Cumartesi Anneleri 21 Mart 1995’te gözaltına alınan ve 52 gün sonra kimsesizler mezarlığında cansız bedenine ulaşılan, Cumartesi Meydanı’nın sessiz çığlığının da fitili olan Hasan Ocak için bir araya geldi.

Gözaltında işkence ile kaybedilen Hasan Ocak için “adalet” talebiyle gerçekleştirilen oturumda konuşan Maside Ocak, “Hasan’ın paramparça edilmiş yüzünde öfke vardı” dedi.

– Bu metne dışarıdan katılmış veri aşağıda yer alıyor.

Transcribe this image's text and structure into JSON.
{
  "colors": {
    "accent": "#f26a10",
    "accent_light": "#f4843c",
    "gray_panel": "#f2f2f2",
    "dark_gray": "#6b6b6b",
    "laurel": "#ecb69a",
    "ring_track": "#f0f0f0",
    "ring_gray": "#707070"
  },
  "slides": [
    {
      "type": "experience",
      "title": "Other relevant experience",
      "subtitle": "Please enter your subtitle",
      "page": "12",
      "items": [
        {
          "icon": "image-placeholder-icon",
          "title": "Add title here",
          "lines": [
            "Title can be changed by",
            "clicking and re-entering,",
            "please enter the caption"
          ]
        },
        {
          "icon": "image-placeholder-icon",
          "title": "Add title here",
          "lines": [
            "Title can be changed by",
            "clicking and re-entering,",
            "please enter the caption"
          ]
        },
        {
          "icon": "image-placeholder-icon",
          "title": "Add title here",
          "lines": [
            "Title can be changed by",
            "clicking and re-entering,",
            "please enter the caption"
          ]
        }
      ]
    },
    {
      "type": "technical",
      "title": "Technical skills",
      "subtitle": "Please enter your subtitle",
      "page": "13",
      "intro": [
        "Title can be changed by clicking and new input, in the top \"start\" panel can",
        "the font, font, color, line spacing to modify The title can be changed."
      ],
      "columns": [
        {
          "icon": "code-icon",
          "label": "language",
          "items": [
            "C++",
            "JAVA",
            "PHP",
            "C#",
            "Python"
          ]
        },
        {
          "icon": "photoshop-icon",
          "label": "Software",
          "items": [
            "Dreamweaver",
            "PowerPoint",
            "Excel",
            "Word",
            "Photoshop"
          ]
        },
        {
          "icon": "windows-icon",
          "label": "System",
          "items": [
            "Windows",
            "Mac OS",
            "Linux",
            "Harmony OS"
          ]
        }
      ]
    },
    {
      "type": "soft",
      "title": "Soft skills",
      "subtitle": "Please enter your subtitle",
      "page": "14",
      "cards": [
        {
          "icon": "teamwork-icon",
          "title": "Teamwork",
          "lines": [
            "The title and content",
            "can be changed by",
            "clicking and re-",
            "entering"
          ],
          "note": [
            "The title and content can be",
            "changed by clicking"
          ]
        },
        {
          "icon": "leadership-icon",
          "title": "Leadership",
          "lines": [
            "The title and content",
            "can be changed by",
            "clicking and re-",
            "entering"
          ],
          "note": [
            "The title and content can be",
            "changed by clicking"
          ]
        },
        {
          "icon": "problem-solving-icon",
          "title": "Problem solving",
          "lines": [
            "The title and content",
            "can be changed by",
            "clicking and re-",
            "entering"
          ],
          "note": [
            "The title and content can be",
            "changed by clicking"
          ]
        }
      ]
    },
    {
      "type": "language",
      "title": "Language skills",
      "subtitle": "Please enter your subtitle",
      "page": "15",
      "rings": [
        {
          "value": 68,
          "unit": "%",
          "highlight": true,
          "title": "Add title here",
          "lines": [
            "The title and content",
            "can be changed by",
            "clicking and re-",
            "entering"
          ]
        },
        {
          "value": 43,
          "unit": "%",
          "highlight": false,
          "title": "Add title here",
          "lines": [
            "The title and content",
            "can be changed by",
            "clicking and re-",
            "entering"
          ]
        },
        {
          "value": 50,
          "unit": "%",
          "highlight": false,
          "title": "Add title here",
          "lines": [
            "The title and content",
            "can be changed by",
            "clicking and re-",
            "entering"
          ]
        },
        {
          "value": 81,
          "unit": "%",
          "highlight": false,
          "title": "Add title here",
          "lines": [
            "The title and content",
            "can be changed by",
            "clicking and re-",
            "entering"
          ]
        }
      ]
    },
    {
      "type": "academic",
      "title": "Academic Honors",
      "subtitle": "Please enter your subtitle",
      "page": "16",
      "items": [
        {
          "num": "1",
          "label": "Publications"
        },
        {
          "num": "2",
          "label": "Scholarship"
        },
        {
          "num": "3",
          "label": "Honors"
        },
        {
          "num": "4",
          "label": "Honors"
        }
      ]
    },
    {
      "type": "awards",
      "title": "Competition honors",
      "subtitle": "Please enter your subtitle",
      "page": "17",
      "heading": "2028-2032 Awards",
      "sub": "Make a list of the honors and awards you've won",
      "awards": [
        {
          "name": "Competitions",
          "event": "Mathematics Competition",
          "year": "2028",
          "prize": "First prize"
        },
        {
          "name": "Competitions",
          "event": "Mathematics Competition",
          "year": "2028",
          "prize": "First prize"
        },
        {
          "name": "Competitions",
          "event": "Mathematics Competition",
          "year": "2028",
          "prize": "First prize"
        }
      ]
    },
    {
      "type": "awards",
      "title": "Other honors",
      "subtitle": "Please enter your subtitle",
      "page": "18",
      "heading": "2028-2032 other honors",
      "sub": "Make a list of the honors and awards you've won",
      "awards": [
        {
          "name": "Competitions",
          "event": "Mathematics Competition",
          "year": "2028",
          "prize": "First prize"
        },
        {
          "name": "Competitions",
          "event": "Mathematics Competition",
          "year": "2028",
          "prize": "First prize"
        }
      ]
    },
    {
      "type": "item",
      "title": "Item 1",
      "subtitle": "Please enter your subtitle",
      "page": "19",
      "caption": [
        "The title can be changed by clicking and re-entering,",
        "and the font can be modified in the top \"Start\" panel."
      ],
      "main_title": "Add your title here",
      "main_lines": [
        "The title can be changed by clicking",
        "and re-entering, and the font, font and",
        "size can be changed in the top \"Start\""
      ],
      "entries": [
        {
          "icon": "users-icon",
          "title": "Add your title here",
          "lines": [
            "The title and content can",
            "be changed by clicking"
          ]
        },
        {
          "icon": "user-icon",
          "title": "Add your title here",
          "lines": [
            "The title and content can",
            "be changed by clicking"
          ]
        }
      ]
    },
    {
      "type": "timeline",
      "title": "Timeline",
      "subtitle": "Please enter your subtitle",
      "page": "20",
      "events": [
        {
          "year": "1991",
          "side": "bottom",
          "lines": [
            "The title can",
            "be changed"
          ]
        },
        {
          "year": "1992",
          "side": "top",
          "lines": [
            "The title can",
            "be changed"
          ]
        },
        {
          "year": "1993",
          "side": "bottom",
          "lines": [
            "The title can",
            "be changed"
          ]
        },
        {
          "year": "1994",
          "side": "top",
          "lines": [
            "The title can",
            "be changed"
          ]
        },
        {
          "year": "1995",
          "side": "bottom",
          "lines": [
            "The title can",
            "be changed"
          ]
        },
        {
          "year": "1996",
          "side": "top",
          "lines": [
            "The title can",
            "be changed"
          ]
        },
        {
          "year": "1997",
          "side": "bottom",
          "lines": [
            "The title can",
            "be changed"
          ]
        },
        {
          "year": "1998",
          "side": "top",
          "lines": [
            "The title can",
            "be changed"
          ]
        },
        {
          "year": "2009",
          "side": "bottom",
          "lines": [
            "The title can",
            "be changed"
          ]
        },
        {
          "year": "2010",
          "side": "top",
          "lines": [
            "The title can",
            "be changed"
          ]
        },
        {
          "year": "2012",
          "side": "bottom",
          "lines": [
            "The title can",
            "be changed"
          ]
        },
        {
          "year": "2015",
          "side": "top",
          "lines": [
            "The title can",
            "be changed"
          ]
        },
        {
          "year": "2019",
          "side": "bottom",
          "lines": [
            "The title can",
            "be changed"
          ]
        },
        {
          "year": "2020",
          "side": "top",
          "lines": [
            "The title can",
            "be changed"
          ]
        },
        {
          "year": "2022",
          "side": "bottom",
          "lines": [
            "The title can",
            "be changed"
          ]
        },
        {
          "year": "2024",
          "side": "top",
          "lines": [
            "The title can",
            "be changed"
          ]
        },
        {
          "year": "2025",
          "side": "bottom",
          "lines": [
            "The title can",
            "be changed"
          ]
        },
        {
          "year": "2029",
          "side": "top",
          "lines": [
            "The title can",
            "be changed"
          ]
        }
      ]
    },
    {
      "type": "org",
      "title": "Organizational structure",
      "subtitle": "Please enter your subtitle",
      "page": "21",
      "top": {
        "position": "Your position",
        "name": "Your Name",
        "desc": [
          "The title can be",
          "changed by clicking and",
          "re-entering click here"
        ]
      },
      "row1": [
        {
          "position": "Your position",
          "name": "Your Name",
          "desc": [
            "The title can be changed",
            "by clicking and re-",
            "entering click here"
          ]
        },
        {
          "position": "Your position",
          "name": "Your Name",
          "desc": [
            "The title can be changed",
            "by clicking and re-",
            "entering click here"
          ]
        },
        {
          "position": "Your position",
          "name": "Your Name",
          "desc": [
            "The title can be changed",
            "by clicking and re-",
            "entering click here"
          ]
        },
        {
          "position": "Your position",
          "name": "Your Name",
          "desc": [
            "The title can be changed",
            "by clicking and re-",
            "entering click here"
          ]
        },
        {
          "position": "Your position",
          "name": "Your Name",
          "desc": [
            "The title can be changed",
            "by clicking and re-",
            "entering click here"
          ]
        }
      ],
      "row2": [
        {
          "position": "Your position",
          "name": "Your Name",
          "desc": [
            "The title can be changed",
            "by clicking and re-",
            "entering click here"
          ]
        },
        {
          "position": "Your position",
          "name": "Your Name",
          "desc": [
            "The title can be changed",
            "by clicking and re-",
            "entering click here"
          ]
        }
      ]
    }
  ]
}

Hasan Ocak’ın annesi Emine Ocak’ın “Oğlum için, tüm kayıplarımız için adalet istiyorum!” diyerek başlattığı oturumların 678.haftasındayız. Gözaltında kayıplara karşı başlatılan oturumların 678. haftasında kayıp yakınları, 21 Mart 1995’te gözaltına alınan ve 52 gün sonra kimsesizler mezarlığında cansız bedenine ulaşılan, Cumartesi Meydanı’nın sessiz çığlığının da fitili olan Hasan Ocak için bir araya geldi. Galatasaray’da “Failleri belli, kayıplar nerede?” yazılı pankart açan kayıp yakınları, pankartın üzerine ise Hasan Ocak’ın bağlamasını, sevdiği türkülerin kasetlerini, öğrenci kimlik kartını, fotoğraflarını ve dönemin İnsan Haklarından Sorumlu Devlet Bakanı Hacaloğlu ile ilgili gazete küpürlerini de iliştirdi.

‘Bütün işkence izleri üzerindeydi’

Hasan Ocak’ı arama sürecinde Gözaltında Kayıplara Karşı Komisyon adına süreci takip eden Nimet Tanrıkulu söz aldı. Tanrıkulu, 21 Mart 1995’te gözaltına alınıp kendisinden bir daha haber alınamamasından itibaren 52 gün boyunca Ocak’ı kimsesizler mezarlığı, adli tıp vs. akla gelebilecek her yerde aradıklarını ifade etti. Tanrıkulu gittiği yerlerdeki tanıklıklarını şu şekilde anlattı:

“Adli tıpa gittik. Oradaki bütün cesetlerin fotoğraflarına tek tek bakıyorduk. Daha sonra morga gittik. O morga girmemiz bizim için çok özel bir zamandı. Kimsenin giremediği zamanlardı. Bir tanesinin Hasan olabileceğini düşünmek, olmaması için içinden haykırmak.. En son da kimsesizler mezarlığından çıkarıldığı anı hiç unutamıyorum. İki mezarın arasında çok dar bir yere, üstündeki bütün kıyafetleriyle birlikte konulmuş halde çıkardığımız gün.. Gözaltındaki bütün uygulamalar Hasan’ın üzerindeydi. Ellerindeki siyah mühürden tutun ayakkabısındaki bağcıklara kadar.. Bütün o işkence izleri üzerindeydi. O tanıklık bambaşka bir şeydi. “ Devletin insanları kaybetmesinin tanıklığının Hasan Ocak ile başladığına dikkat çeken Tanrıkulu, “Türkiye’de çok insan kaybedildi ama Hasan bunların arasında bu alanda oturmamıza, bu alanda kayıplar mücadelesi başlatmamıza, bir insanın kaybedilmesine ilişkin çok somut bir olaydı. Kaybedenlerin dünyanın her yerinde nasılsa burada da bir gün yargılanacağına ve sorumluların hesap vereceğine inanıyoruz. Bu alanda bulunmamızın sebebi de budur.” dedi.